Setting goals is important. Changing them is important, too

Setting clear goals or objectives is often recommended for managing (design) projects, and there are quite a few resources that should help you doing it, from designerly ones to more managerial .

It is great that goal setting gets coverage in management and design advice. But a closely related topic is neglected: Changing goals.

Goal changes happen, but often we are unequipped to deal with them. There are not many narratives that encourage goal changes. On the contrary: People we look up to cling to their goals. They overcome hurdles. They have an idea and make it work.

But changing objectives is as essential to design and innovation as setting objectives.

Empirical studies of designers show that an assumed problem and its proposed solution are intertwined; a new design will also cause a new perspective on the problem and thus an adjustment of how the problem is framed 1.

This reframing seems to be essential for the quality of design solutions.
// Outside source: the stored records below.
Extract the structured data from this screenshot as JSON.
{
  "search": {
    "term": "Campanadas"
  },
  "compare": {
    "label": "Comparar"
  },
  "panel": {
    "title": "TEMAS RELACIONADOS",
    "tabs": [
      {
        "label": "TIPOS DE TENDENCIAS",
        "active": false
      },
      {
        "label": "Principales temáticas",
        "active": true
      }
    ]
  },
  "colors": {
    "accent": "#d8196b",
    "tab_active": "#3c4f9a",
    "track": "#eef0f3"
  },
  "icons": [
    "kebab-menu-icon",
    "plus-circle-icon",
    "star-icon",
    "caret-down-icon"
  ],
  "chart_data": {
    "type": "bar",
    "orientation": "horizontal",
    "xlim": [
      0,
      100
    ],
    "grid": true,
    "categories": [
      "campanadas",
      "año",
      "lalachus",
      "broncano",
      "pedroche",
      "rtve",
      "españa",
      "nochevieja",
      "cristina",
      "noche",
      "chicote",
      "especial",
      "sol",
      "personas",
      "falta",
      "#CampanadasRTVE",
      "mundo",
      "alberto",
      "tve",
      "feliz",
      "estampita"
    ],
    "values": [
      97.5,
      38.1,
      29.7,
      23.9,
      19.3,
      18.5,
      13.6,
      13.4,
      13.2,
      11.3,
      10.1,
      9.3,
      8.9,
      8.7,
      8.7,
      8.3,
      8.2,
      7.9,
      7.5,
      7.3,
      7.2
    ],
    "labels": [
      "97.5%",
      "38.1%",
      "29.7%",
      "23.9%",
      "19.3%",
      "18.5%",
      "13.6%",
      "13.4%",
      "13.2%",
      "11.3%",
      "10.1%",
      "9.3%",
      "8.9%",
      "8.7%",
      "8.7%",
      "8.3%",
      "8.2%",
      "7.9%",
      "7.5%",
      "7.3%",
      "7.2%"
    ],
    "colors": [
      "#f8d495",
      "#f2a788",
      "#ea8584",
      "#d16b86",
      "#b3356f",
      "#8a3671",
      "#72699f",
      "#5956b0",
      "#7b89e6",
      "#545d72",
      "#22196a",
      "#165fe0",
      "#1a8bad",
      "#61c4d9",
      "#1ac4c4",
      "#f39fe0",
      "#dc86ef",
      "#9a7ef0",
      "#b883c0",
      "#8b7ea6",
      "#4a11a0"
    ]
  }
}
Valkenburg and Dorst compared two design teams and showed how the more successful repeatedly developed a new understanding of the design task 2.

Approaches which strongly structure a design process and try to pursue an initially set, fixed goal until implementation (like some interpretations of »Design Thinking«) thus seem to be ill suited for the thinking and acting in design 3.
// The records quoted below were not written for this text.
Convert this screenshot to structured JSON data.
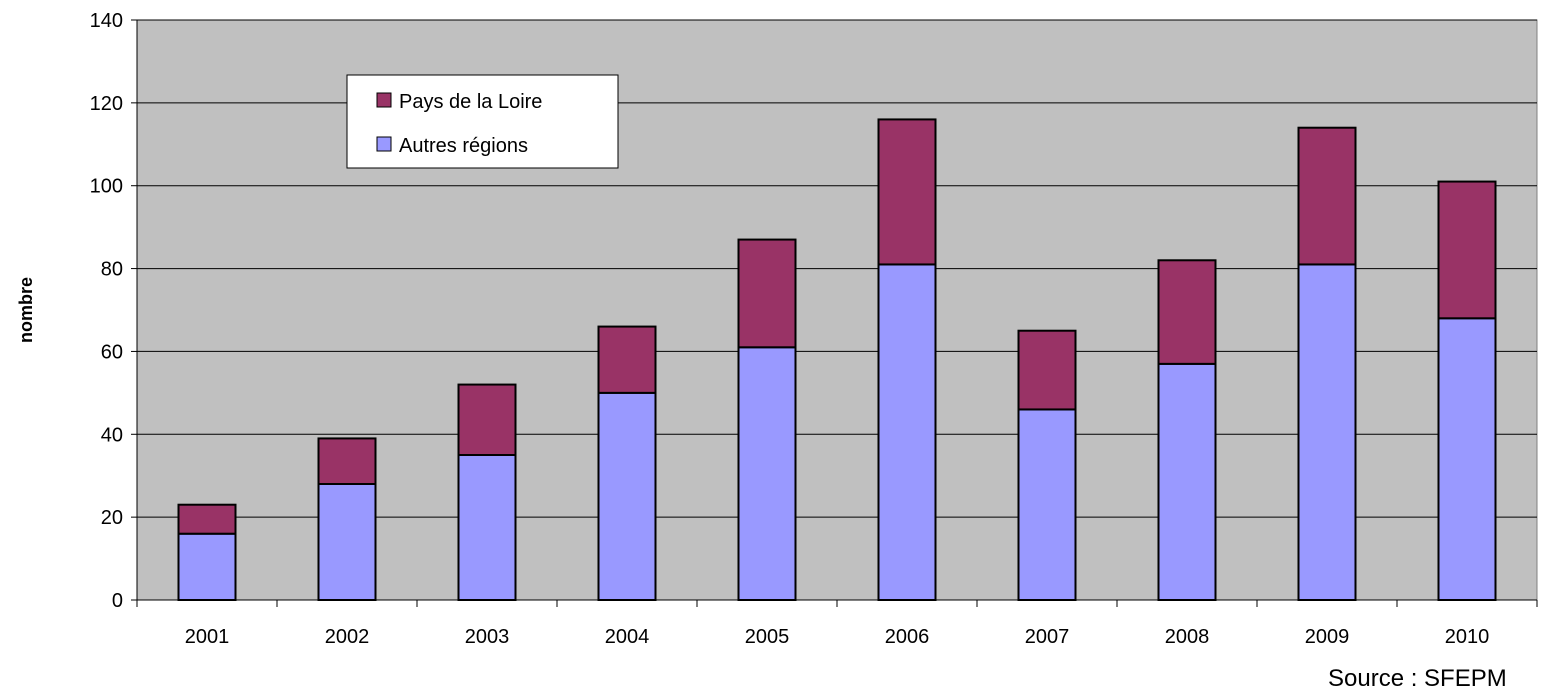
{
  "chart_data": {
    "type": "bar",
    "stacked": true,
    "categories": [
      "2001",
      "2002",
      "2003",
      "2004",
      "2005",
      "2006",
      "2007",
      "2008",
      "2009",
      "2010"
    ],
    "series": [
      {
        "name": "Autres régions",
        "color": "#9999FF",
        "values": [
          16,
          28,
          35,
          50,
          61,
          81,
          46,
          57,
          81,
          68
        ]
      },
      {
        "name": "Pays de la Loire",
        "color": "#993366",
        "values": [
          7,
          11,
          17,
          16,
          26,
          35,
          19,
          25,
          33,
          33
        ]
      }
    ],
    "legend_order": [
      "Pays de la Loire",
      "Autres régions"
    ],
    "ylabel": "nombre",
    "xlabel": "",
    "ylim": [
      0,
      140
    ],
    "yticks": [
      0,
      20,
      40,
      60,
      80,
      100,
      120,
      140
    ],
    "grid": true,
    "legend_position": "top-left",
    "plot_background": "#C0C0C0",
    "source": "Source : SFEPM"
  }
}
These are the implications for design. However, the problem of changing goals is also present in management, particularly if concerned with innovation.

In his Book »Technology and Change«, Donald Schön describes that innovation is often framed similar to production 4 [p. 8] : An innovation is lineary worked towards and made. But this is a myth; stories are created which suggest that people followed their goals all along 5, but those stories only work in retrospect.

Actually, innovation is partly a nonrational process 4 [p. 11] in which teams opportunistically react to unexpected 6 findings: The outcome is uncertain, the way towards it is uncertain as well.

But acting as if innovation can be planned can be nevertheless useful; it »provides direction… and a stimulus for action«4 [p. 41].

From this perspective, objectives and plans are useful tools: They can guide the process and they can help teams to work together. However, they need to be adaptable, and adaptation is not a failure, but an essential part of innovating.

Comment (added 2017-09-01): Brooks talks about a similar topic in The design of the design (ISBN 978-0201362985), Ch.9:Better Wrong than Vague: »An articulated guess beats an unspoken assumption.«, »wrong explicit assumptions are much better than vague ones. Wrong ones will perhaps be questioned; vague ones won’t.«

Comment (added 2018-01-08): “What are Plans for” gives two types of plans: Plans as programs and plans as communication. Plans as program means that plans are seen as fixed, once they are made and started to executed, they are followed: “Plans are abstract mathematical entities”. In Plans as communication plans are not executed, they are used. The “communication” here means that plans are used to get information useful in the situation as the answer you get when asking “Can you tell me where I can find the train station”. Agre, Philip E., and David Chapman. 1990. “What Are Plans For?” Robotics and Autonomous Systems 6 (1–2):17–34.

  1. Dorst, Kees, and Nigel Cross. 2001. “Creativity in the Design Process: Co-Evolution of Problem–solution.” Design Studies 22 (5): 425–37. doi:10.1016/S0142-694X(01)00009-6. 

  2. Valkenburg, Rianne, and Kees Dorst. 1998. “The Reflective Practice of Design Teams.” Design Studies 19 (3): 249–71. doi:10.1016/S0142-694X(98)00011-8. 

  3. Guindon, Raymonde. 1990. “Designing the Design Process: Exploiting Opportunistic Thoughts.” Hum.-Comput. Interact. 5 (2): 305–44. 

  4. Schon, Donald A. 1967. Technology and Change. First Edition. Pergamon Press. 

  5. Weick, Karl E. 1995. Sensemaking in Organizations. SAGE. 

  6. I found it interesting in this context that Karl Popper uses the non-predictability of scientific progress as an argument against the idea that history follows predictable patterns. See the foreword of Popper, Karl. 2002. The Poverty of Historicism. 2 Rev ed. London: Routledge. This makes our university culture of grants and plans with quasi promised outcomes look like a common delusion.